Miss Julie Essay Questions

  1. 1

    Why is Julie's upbringing so important in this play?

    Julie was raised non-traditionally by her mother. This means that her mother did not raise her as one would expect a "normal" girl to be raised. Instead, she taught Julie how to do work that women didn't do in her social class, such as riding a horse and even going hunting. Julie was also raised to have contempt for men, and this childhood upbringing affects her relationship with Jean. Strindberg condemns her as a "half-woman" and suggests that she has been ruined from her earliest years.

  2. 2

    What role do flowers play in the drama?

    Flowers are mentioned multiple times in the text, particularly lilacs, which are associated with sexuality. Miss Julie has a scented handkerchief and asks Jean to pick her flowers; Kristin is seemingly immune to the effects of flowers. As the flirtation progresses, flowers and nature come into play even more. Stephen G. Hayes and Jules Zentner note that "In preparation of that battle [to seduce Miss Julie], Jean twice uses floral symbolism as part of his campaign of seduction. When Julie tells of the dream in which she is atop a pillar and wants to come down, Jean answers that he dreams of climbing 'ett högt träd i en mörk skog' [a tall tree in a dark wood]...That Julie understands both the social and sexual levels of his answer she proves by immediately inviting him out into the park, the aristocrat's domain over which Cupid presides." Jean also brings in flowers when describing the idyllic life they can live in Lake Como, but it is deeply problematic: "Strindberg uses this description as he had earlier in the play to underline the delusive effect of flora and, in Julie's repetition of it, to underline Julie's susceptibility to Jean's use of floral suggestion. The grotesqueness of Jean's floral idyll becomes increasingly clear as the hotel that he speaks of running takes shape as an elaborate and profitable brothel."

  3. 3

    What role does alcohol play in the play?

    Alcohol is a signifier of class (wine is associated with the aristocracy, beer with the lower sorts) as well as an indication of the general distancing of oneself from clarity of thought, acuity of observation, and conformity to norms and conventions.

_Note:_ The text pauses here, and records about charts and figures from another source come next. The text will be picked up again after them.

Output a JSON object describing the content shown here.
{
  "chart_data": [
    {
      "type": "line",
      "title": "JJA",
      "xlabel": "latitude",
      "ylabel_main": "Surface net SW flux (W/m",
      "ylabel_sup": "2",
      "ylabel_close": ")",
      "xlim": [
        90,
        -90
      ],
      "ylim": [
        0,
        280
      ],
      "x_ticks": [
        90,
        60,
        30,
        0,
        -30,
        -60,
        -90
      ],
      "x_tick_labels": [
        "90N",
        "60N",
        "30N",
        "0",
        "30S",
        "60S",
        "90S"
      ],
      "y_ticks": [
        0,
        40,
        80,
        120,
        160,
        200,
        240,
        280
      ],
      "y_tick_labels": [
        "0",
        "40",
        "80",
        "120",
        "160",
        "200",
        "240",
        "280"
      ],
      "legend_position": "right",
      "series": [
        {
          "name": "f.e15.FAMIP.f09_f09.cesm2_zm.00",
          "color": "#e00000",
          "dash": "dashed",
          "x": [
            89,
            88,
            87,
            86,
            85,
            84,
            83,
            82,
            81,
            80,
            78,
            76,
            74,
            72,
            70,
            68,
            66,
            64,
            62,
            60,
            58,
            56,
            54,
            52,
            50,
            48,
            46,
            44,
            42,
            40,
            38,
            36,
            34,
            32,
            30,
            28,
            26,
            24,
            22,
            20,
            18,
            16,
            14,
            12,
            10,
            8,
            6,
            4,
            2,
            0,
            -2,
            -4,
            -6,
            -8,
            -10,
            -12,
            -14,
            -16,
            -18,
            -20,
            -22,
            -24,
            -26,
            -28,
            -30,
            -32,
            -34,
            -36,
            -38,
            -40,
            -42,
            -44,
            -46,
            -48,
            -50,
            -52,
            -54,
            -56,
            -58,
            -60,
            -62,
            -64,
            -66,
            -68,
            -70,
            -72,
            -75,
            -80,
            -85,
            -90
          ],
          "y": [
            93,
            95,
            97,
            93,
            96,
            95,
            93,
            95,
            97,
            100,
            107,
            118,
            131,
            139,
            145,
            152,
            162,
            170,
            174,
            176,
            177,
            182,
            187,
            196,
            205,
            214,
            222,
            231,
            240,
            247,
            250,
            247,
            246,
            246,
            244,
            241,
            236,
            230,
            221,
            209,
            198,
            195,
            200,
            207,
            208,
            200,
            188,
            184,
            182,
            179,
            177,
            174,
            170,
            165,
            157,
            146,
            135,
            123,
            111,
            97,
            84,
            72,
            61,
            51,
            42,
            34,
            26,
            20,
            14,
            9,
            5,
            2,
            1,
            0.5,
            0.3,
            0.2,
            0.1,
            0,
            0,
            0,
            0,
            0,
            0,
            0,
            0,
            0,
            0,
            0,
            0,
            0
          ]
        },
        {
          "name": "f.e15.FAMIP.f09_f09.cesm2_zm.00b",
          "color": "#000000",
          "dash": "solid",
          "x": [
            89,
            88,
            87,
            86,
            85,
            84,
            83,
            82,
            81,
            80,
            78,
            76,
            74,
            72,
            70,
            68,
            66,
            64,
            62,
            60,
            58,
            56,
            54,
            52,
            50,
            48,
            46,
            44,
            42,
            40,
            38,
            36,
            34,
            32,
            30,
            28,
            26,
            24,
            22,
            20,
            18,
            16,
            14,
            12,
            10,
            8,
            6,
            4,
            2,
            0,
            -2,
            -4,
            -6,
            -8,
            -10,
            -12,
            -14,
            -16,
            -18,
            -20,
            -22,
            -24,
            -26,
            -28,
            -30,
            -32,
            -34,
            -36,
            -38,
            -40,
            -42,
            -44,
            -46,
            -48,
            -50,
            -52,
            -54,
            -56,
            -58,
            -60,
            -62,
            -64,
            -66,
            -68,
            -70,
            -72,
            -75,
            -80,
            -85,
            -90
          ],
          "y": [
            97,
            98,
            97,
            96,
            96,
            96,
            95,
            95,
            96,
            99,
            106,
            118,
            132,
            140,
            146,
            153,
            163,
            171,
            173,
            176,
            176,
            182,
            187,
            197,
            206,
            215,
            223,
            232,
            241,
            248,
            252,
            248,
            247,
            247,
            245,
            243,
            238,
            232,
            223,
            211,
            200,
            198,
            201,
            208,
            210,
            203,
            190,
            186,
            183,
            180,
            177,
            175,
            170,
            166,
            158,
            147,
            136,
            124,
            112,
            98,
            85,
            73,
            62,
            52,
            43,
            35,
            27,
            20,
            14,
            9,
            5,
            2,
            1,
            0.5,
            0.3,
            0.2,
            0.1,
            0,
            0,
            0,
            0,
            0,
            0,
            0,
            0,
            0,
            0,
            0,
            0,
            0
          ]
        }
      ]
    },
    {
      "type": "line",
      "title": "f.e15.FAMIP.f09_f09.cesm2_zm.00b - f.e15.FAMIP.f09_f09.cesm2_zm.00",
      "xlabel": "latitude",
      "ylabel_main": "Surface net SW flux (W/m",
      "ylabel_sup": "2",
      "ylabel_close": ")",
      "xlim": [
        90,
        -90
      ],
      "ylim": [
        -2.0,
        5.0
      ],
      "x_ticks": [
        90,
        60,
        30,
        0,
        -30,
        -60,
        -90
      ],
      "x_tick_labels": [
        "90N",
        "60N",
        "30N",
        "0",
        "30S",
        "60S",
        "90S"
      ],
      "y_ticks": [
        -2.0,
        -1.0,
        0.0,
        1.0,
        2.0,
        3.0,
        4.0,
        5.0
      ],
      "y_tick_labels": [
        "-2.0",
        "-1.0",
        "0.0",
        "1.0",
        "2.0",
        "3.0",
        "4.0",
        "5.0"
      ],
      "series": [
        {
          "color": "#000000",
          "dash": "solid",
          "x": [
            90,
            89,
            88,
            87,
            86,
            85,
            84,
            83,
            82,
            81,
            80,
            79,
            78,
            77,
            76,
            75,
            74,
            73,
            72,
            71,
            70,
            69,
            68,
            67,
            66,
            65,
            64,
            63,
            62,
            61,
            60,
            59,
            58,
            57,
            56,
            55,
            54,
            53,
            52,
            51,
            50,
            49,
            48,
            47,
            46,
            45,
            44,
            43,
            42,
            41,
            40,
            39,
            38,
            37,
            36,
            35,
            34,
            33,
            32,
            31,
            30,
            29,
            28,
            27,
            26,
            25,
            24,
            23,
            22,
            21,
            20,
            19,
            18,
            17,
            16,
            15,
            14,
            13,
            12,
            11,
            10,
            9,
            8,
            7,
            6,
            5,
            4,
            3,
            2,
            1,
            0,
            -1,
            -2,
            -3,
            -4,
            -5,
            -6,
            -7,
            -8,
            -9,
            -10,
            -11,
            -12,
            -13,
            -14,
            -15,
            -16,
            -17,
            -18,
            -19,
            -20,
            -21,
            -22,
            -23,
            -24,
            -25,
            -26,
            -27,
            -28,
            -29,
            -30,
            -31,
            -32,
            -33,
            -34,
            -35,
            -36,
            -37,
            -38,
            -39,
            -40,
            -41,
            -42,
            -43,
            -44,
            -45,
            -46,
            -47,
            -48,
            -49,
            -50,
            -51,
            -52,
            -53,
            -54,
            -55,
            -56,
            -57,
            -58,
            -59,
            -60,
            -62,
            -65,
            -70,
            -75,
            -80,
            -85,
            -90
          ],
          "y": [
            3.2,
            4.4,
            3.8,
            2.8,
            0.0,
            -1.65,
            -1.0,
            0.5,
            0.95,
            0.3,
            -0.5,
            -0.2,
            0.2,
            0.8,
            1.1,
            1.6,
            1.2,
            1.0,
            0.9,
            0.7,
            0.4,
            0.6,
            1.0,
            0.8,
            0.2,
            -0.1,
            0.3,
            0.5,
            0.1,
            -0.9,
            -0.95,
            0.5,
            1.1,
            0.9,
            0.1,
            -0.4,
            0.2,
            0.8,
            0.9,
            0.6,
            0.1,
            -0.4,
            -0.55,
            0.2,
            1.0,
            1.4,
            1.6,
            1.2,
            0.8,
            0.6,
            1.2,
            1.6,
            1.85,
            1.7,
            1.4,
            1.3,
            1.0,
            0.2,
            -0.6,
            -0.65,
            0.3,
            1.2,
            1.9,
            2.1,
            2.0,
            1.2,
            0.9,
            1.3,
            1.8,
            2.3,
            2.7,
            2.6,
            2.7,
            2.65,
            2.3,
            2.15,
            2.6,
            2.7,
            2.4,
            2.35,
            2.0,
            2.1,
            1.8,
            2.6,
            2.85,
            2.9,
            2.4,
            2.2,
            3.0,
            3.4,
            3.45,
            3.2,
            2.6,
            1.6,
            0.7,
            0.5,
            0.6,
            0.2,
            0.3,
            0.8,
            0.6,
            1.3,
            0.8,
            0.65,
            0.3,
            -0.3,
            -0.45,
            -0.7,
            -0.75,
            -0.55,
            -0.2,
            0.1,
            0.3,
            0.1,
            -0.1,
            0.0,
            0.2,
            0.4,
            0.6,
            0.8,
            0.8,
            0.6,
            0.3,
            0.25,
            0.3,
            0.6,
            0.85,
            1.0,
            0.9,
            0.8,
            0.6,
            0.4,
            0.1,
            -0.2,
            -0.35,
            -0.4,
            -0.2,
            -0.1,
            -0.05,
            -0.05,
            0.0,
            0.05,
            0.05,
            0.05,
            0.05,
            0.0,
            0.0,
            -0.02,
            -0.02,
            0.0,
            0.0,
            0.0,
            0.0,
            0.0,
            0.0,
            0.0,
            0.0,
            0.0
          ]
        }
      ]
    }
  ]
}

When Jean and Miss Julie drink, they are loosening their ties to the way things are and the way things should be; they are toying with a different reality, one that is not fated to come to fruition.

  4. 4

    Though he is never glimpsed onstage, why does the Count inspire such strong feelings in Jean and Miss Julie?

    The Count is a powerful patriarchal figure, looming large in the play, through his stand-in of boots and bell. When the bell sounds, it strikes fear into Miss Julie, as she knows her father will not approve of her behavior. For Jean, the bell incites cringing deference, reminding him of his lower status. Critic Goran Stockenstrum notes, "Like the ghost of Hamlet's father, the count represents the paternal authority in the play's social microcosm but also 'the father within' who commands both Jean and Julie through a conscience rooted in patriarchal society." Miss Julie and Jean may want to transgress class and gender norms, but the figure of the Count reminds them of how incredibly difficult that is to do.

  5. 5

    Does Miss Julie have a demonstrated desire to die even before the end of the play?

    Stockenstrum suggests that Miss Julie does have a desire to die, and that "her desire to die is introduced as a reflection of her existential alienation, a product of nature and nurture." She is alienated from her gender because of the way her mother raised her, alienated from her class by her behavior, and alienated from herself because of the various forces pulling at her. She often speaks dreamily of how terrible life is, and then later bursts out from a place of rage and bloodlust; both of these seemingly diametrically opposed emotional and rhetorical states are actually complementary in that they indicate she is unmoored from life and desirous of burning everything down.